The company’s strategy is to build a platform for sustainable trade with small and medium-sized producers, rewarding them for implementing internationally recognized standards of production. Some of the services that ECOM delivers to farmers through Tutunze include:

Advisory Services – field advisory services to farmers to increase production through good agricultural practices. Training in bookkeeping, intercropping and environmental and financial best practice allow farmers to generate higher and more sustainable incomes.

Supply Services – Especially in remote areas in the Southern Highlands, farmers do not have access to adequate inputs. Tutunze Kahawa therefore provides additional services to supply farm inputs, tools and seedlings, and also supports farmers to obtain credit and services from banks and governmental institutions.

Central Pulping Unit Services (wet mills) – Tutunze Kahawa’s own wet mills allow producers to convert their harvests from traditionally semi-washed into fully washed coffees of a higher quality and price. By paying cash for every delivery of coffee, they also ensure farmers access the income stream much sooner than those producers who sell to their harvests through the auction.

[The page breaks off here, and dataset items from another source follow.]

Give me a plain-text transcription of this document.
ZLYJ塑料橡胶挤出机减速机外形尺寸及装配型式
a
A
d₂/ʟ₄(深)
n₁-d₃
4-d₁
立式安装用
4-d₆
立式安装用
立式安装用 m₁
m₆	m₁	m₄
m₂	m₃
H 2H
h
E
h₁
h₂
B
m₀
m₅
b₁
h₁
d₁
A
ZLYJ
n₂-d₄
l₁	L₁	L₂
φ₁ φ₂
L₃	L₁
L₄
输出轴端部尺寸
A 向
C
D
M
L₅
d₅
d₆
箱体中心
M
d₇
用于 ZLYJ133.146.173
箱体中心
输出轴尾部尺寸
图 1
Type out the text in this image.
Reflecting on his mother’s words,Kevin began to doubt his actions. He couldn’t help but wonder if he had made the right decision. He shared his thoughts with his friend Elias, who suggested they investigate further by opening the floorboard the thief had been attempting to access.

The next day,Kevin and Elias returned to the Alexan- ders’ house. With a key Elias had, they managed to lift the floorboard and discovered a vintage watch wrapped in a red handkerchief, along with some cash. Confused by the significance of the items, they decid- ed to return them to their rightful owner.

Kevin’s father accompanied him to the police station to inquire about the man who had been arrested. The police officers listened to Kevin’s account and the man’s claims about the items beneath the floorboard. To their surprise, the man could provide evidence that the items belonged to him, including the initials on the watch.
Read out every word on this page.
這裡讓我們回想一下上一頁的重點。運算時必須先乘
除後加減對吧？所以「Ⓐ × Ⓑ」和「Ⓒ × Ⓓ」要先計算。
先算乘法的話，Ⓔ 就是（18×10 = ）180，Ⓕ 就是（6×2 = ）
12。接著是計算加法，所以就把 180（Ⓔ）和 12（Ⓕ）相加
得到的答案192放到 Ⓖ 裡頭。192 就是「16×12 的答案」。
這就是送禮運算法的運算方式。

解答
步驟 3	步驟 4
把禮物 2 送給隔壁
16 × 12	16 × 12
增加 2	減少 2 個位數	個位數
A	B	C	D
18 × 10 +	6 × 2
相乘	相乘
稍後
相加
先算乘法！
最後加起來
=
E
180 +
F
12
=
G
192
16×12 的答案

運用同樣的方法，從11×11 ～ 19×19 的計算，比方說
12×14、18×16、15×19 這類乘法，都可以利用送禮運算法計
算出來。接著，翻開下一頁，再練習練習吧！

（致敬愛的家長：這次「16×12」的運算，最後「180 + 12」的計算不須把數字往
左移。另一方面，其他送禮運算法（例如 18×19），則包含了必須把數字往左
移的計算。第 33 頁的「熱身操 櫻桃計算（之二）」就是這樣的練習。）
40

Marketing – Tutunze Kahawa is working to certify producers who deliver cherry to its wet mills, as well as promoting fine coffees to the international specialty market. In 2010/11, one of Tutunze’s coffees was voted the best Tanzanian coffee in the National Taste of Harvest cupping competition.

In conjunction with Supremo & Lobodis, coffee roasters, Tutunze has implemented ECOM Tanzania’s first “custom-made” certification project.

The initial goals were:

  • Tree stumping & husbandry training
  • Shade tree planting
  • Soil testing
  • Climate change analysis
  • A group savings scheme

In the past, a small farmer group called Punga had expressed their desire to partner with Tutunze.

Tutunze was then approached by Supremo with the prospect of developing a boutique certification programme on behalf of Lobodis. Punga’s collection of around 200 farmers made it a perfect fit, and the members keenly signed up for the scheme.

Their enthusiasm has not waned since, come wind or rain. The Tutunze Kahawa vehicles have battled their way through the Tanzanian bush to deliver training and seedlings, and to monitor the project’s progress. Within six months, all of the initial goals were completed. And Lobodis, a roaster from France, has become a household name in Punga and the surrounding area.

Punga’s collection of around 200 farmers made it a perfect fit, and the members keenly signed up for the scheme.